We use bumper stickers to proclaim our political/religious/moral/immoral/humorous and other feelings.

If you could post a new bumper sticker on your vehicle every day, what would it say today?
(Please, one post per day)

Do you drive in a phone booth? Hang up NOW!

Reelect Bush and Cheney

Honk me again and I put it in park.

Guns are for drive-by shooting.

Reelect Bush and Cheney

Do you always promote illegal acts?

IT'S A NICE DAY FOR DRIVING, DON'T F@%$ IT UP

DON'T PREACH IN OUR SCHOOLS AND WE WONT THINK IN YOUR CHURCH

commented: Yeah, get secular preaching out of schools! And keep liberalism out of the church! +13

washed it earlier , and the car too

Honk if you are horny!

My previous car had one saying: smile! (if your not wearing underwear). (it came with the car..)
But I'm looking for the "I break for rainbows" sticker from carmageddon

I'm doing the speed limit, so back off or see my glock(name of my dog)...
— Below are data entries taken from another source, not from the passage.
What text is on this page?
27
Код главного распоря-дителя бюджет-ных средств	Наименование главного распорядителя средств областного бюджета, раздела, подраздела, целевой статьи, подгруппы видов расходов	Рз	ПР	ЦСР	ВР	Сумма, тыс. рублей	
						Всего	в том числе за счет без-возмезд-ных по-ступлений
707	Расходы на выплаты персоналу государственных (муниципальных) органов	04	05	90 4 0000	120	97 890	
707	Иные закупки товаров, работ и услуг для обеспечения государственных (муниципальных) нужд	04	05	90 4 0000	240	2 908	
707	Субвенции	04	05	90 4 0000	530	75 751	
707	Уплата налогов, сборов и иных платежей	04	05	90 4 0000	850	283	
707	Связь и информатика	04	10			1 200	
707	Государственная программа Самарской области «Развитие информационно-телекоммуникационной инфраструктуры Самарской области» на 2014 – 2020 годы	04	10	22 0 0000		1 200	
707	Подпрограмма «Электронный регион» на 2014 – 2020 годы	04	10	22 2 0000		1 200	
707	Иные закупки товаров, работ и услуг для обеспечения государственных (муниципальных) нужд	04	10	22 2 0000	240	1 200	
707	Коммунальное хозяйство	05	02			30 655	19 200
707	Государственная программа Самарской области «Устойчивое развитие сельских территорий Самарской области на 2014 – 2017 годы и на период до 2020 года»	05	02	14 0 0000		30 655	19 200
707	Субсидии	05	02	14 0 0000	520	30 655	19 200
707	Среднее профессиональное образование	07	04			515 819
Global Warming is a Bunch of Hot Air

Something we haven't tried yet to improve government:

Reelect Bush and Cheney

Might be possible if Dick runs for president and Bush runs for the vice.

Hey Ezzaral, nice find!

Used to be:
You are what you eat

Now:
You are what you vote

I am not old enough to drive, but I would love to put this sticker on my car:
I Lie To Pollsters

Found in my reader:

RUN HILLARY RUN

Democrats put it on the rear bumper.
Republicans put it on the front bumper.

commented: haha.. Good one. +12

none. I drive a company car and bumper stickers (except a small one with the company logo) aren't allowed (nor would I use any were it my own choice).

Might be possible if Dick runs for president and Bush runs for the vice.

The last line of the 12th amendment may prohibit that scenario.

But no person constitutionally ineligible to the office of President shall be eligible to that of Vice-President of the United States.

Then there's the ever popular:
If you can read this, thank a Teacher.
If you're reading it in English, thank Veteran

vmanes, then how does Hillary ever think to legally get president? She's already served two terms as president, presiding over BillyBoy, Monica Lewinsky's boyfriend.